The cost of the intervention puts treatment out of reach. I have multiple health issues. I may check out the book, but I feel skeptical, particularly of anyone who proclaims to know the cause when experts don’t.

I congratulate him on his recovery. My gut feeling is that CFS and Fibro have multiple causes. It also makes me suspicious that CFS and Fibro seem to be treated the same by the author. I’m sure there’s a benefit — but “cure” goes too far for my tastes.

One has to be skeptical with these diseases, otherwise, desperation would lead to an empty pocketbook. I’m already contemplating bankruptcy and that’s because my cognitive issues contributed to my use of credit cards when I couldn’t remember my bank balance… and cognitive issues and fatigue meant that I wasn’t good at “paying back” the credit card. That, and the costs of medication, deductibles and my CPAP machine for sleep apnea.

Getting diagnoses and care and the delay in identifying the issue has hit my financial state so hard that I face depression and had thoughts of suicide, but I talked to a financial counselor and I’m trying to get the balances paid off. I’m sure I’m not the only one in such a state.

Paulette Diana Wright

Interested in your bok. Have studied Fibromyalgia since 1995 when I was diagnosed. Being a RN FNP/PA Family practice. I kept working and dove into why I got this awful painful, fatigue, debilitating condition. Then I went to work in Rheumatology, and Pain management, and ran a support group weekly for 2 years. I will see if you concluded some of my findings I found from my patients.

Jeremy Goodwin, MS, MD

As an addendum to my earlier comment, while the role of an unbalanced autonomic nervous system may well explain some of the phenomena we can identify and partially manage in these disorders, the CAUSE of such an imbalance may be the key to better success via prevention and when necessary, intervention. Epigenetic changes as a result of adverse childhood or adulthood experience can set in motion these problems. And that extends to addiction disorders and emotional ones. It is the mechanism that links the effects of nurture on nature or mind on body; abuse, trauma and neglect….

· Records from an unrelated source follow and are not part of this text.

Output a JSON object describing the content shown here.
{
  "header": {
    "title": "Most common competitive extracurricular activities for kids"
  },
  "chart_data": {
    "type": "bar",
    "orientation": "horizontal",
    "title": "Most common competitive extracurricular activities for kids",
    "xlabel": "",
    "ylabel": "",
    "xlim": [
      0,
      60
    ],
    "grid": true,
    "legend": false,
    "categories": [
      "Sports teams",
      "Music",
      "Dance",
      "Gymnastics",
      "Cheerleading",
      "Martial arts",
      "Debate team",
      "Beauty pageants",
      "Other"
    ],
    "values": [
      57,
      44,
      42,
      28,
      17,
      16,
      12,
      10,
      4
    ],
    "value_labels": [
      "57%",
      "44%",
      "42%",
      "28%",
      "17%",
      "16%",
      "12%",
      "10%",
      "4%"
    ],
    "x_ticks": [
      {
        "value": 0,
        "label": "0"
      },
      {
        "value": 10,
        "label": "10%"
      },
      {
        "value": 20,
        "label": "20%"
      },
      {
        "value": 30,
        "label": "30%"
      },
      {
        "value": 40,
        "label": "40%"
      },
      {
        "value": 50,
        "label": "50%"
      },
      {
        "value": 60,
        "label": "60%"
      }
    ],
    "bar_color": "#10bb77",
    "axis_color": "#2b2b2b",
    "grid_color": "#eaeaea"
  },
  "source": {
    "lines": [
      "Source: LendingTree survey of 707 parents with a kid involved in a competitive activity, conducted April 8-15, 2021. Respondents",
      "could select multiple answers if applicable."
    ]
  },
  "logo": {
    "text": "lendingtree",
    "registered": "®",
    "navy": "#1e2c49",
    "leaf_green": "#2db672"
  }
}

Steve from Massachusetts is, I believe, correct.


I think this is total nonsense and a complete business that perpetuates the notion that these conditions are something mental and we need to change the way we think. I think it is wrong to take advantage of physically sick people and sell them on a cure that is [edit].


Maybe. Thanks for doing the interview, Donna. Why is it that we are all skeptical when someone cures our disorders, then sells books, courses, or expensive supplements ( like the “cured” chiropractor) to help cure us? When someone online gets cured, everyone’s first thought also is, “he really didn’t have xyz disorder” because we’ve tried everything. This is like Jobs inventing Apple in his garage. Did it happen, yes. Does it happen often, and with a complex system like us…IDK. Did Salk profit from the polio vaccine…nope. Are CFS, FM, POTs, etc., that similar in etiology and pathology…maybe. Most of us agree with ANS problems being part of FM but self cure…maybe. I’ll look at it but I’m in the Epicgenetics trial and putting my hope in Dr. Gillis. I’ll look at Dan’s book, though, of course.

Jeremy Goodwin, MS, MD

The last two thirds of this article are really interesting. I have treated in depth as many patients with this spectrum of disorders as all but a handful of practitioners in four states. I am aware of the ANS’s partial role (as in PTSD signs and symptoms) but the author centralizes it more and that may be very reasonable. Somewhere around 10m in the USA alone suffer fibromyalgia. Read the article. The book may be very useful although I have yet to read it. I must. It is important and yet another medical condition diagnosed in women more often than men. That is changing as we now know that the diagnostic criteria of 11/18 widespread tender points, along with an appropriate history, biases the diagnosis toward women. Many have dropped that part of the exam or its weight in the diagnosis in order to better reflect the epidemiology of the disorder.